When my brother is finished, I hold him closer, wanting to make his nightmares go away.

"I don't remember that last part Peter. But it seemed so real..." He trails off, griping tighter to my shirt.

"Me neither Ed. Me neither." Something digs at my brain. Making me wonder. What could we be remembering? We stay like that for a long time, when Lu finally slips back in. She takes one look at Edmund and guesses correctly.

"Afraid to go to sleep?" He gives a glare, not having the energy to protest. Especially when she's right.
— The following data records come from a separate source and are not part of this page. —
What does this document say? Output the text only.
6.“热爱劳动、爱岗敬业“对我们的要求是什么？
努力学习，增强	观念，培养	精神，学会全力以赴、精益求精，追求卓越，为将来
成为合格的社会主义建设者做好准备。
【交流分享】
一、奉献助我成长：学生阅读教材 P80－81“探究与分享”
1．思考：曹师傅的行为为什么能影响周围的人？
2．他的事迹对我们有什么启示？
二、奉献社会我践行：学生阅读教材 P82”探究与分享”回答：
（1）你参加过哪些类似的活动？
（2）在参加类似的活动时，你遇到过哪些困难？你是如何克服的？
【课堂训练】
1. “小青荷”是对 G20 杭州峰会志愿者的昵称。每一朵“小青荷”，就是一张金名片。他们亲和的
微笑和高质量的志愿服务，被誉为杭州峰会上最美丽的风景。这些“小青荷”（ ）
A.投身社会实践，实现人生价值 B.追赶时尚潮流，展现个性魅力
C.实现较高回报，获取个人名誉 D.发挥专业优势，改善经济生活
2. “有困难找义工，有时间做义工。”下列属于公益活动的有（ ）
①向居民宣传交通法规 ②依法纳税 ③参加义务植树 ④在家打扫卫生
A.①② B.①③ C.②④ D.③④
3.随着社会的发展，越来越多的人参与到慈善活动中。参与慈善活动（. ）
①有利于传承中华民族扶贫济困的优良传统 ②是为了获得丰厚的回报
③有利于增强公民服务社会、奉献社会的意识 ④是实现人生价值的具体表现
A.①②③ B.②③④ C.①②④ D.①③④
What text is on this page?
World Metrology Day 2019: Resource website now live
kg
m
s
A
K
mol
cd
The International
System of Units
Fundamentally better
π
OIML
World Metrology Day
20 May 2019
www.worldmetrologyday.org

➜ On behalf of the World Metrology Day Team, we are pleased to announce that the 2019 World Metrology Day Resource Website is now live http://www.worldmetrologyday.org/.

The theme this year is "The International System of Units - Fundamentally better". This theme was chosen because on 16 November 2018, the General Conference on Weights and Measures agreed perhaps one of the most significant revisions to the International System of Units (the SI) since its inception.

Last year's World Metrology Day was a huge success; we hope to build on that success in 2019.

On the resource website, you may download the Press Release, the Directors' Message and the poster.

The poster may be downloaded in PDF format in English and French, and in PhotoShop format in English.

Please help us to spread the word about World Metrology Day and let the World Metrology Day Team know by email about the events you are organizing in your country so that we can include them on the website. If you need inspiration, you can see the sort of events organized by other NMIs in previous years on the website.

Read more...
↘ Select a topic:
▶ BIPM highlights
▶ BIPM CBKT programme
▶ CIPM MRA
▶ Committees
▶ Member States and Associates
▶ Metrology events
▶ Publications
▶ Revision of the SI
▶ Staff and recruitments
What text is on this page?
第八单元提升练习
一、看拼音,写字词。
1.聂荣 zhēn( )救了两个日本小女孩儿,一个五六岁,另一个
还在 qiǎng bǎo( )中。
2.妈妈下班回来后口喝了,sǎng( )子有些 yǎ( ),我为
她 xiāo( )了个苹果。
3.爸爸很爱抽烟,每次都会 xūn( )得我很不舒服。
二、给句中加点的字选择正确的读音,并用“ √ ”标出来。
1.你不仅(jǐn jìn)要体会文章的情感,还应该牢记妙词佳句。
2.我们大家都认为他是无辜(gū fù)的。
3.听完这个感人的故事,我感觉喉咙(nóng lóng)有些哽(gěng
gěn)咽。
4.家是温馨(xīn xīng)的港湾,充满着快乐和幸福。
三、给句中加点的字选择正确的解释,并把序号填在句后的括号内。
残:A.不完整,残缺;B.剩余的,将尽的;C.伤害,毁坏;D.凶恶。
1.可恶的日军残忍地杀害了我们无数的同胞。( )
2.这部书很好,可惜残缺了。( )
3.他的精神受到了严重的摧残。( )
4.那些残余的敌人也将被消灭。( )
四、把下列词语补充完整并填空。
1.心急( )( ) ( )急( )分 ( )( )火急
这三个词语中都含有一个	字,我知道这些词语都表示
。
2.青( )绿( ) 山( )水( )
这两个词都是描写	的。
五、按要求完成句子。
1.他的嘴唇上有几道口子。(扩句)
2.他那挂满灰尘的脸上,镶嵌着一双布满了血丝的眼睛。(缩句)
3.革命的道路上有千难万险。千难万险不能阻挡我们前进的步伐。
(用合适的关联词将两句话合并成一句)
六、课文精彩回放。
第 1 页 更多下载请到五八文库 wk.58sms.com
Lucy climbs on the bed, making sure we both are situated comfortably in bed before laying on Edmund's other side. She takes a deep breath and begins to sing.

My heart is like a river
My heart is like these hills
They never change
I never change
and I never will

You called and I came running
You cried and now I'm here
So hold this faith
accept our faith
These are little fears

We have enough to guide us
We have enough to last
We're not alone
we never were
you and I aren't lost

Oh hold me very tightlyHold me fast and strong
I am your love
Won't stray from you
You and I belong

My heart is like a river
My heart is like these hills
They never change
I never change
and I never will

I remember this song. Whenever I was leaving for battle I would sing it to my siblingsIt calmed their nerves somewhat, and made them believe that I would return. Lucy was always the best at singing, her light soprano easily matching the notes that any song calls for. Soon the song lulls me and Edmund to sleep.